During the question-and-answer segment of the news conference, Lynn Blais stood up and spoke out, congratulating Attorney General Neronha on the boldness of his health plan.
And state Sen. Linda Ujifusa told ConvergenceRI, following the news conference: “I was so excited to hear R.I. Attorney General Peter Neronha plan for Rhode Island to address its broken health care system,” she said. “He’s suing PBMs to reduce prescription drug prices and save independent pharmacies; he’s pushing legislation to reduce administrative burdens on physicians [including prior authorization], and his reform options, including single payer,” Ujifusa continued. “These are all policies I and State House colleagues have been supporting for years.

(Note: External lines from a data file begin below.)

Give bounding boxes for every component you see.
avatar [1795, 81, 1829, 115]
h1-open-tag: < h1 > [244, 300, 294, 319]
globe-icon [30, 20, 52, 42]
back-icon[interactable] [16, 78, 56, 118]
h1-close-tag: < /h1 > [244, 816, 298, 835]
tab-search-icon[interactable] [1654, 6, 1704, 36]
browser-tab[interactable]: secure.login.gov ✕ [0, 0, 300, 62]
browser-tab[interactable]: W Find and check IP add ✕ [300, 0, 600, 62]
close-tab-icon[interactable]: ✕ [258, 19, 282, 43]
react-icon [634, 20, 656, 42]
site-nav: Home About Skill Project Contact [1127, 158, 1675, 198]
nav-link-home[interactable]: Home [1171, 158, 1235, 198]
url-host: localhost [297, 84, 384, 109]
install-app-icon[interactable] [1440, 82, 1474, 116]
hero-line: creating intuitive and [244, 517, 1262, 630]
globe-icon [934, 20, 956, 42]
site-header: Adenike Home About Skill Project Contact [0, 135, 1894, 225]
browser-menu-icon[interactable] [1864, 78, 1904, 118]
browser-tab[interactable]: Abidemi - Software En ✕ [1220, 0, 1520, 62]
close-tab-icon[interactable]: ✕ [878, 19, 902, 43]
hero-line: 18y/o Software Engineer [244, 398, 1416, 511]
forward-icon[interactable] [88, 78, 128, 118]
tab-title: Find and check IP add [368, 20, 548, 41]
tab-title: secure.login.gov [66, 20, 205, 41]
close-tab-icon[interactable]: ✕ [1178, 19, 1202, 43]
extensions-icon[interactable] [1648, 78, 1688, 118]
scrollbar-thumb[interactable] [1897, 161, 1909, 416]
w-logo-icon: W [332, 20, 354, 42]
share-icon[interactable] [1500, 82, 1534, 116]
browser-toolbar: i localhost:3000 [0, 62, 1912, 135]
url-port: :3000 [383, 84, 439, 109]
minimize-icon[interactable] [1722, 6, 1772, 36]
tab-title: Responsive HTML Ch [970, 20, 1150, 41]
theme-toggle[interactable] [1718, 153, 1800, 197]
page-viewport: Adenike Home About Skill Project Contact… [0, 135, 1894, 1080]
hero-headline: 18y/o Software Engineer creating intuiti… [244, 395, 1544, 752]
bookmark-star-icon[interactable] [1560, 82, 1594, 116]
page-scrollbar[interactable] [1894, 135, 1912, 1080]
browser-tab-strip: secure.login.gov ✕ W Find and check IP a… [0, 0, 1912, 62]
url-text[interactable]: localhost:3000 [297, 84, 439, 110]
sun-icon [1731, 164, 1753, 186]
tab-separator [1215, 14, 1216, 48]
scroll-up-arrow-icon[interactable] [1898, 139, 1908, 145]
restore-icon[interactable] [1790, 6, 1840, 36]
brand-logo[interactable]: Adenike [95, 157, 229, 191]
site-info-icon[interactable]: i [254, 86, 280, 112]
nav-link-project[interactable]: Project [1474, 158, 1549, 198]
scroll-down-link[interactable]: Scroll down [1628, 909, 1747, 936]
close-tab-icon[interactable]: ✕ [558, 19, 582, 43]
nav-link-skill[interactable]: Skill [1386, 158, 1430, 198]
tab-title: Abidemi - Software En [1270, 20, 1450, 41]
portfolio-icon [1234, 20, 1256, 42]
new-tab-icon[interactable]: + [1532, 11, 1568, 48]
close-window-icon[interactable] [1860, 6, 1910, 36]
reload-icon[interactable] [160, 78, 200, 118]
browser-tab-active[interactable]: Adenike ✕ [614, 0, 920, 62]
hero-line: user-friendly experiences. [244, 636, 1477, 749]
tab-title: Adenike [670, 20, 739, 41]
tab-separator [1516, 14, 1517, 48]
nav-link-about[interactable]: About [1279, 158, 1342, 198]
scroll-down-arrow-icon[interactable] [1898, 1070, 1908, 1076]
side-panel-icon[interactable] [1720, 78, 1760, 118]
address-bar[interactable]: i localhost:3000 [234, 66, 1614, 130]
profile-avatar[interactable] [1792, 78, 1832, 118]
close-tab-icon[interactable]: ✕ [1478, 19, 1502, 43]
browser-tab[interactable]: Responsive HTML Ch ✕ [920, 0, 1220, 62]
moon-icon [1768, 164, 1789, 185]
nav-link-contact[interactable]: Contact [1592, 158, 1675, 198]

I am so thankful for all the hard work he and his staff have undertaken.”
What got left out of most of the reporting – or buried deep within the stories -- was the health policy reforms focused on single-payer and public-policy financing, data collection and analysis built into the collaborative work product being pursued by the Attorney General’s legal team and the Brown University School of Public Health’s Center for Advancing Health Policy through Research [CAHPR], as well as policy options for state-based health system reform.
And, if that was not a “mouthful,” the plan calls for a new state health care agency to obtain and to analyze health-care data and effective governmental decision-making.
Let that sink in for a moment: a state single payer plan and a public-payer financing system.
As one astute health care advocate wrote to ConvergenceRI after reading through the plan’s website, “All good stuff. Won’t save us but won’t hurt. Medicaid increase is a great idea but should be combined with a price cap at a percentage of Medicare for commercial prices. That’s what CAHPR will likely recommend.”
Another observer wrote to ConvergenceRI: “EOHHSS and McKee have repeatedly shirked and neglected their duties. Neronha has taken on the role of consumer advocate in a failed health care market. These Band Aid solutions are a start, but lack a cohesive vision – the insurance company hydra will always grow to capitalize in the place you’re not looking and least expect. (i.e., PBMs behave the way they do because no one ever made it illegal to do that.)
As ConvergenceRI walked out of the news conference, he stopped to ask Attorney General Neronha a question: How can the voices of caregivers and patients be mobilized to be heard and amplified to be in favor of “A way forward?”
The question was apt, given the fact that very Wednesday evening, The Boston Globe, as part of its regular series, “A Rhode Map,” was hosting a public forum on the health care crisis in Rhode Island, featuring Attorney General Neronha and the CEOs of Care New England, Brown University Health, and Johnson & Wales.
Indeed, where would the caregivers and the patients get to tell their stories, instead of having to listen to the “wisdom” of CEOs and reporters, who kept “burying the lede” when it comes to reporting on health care?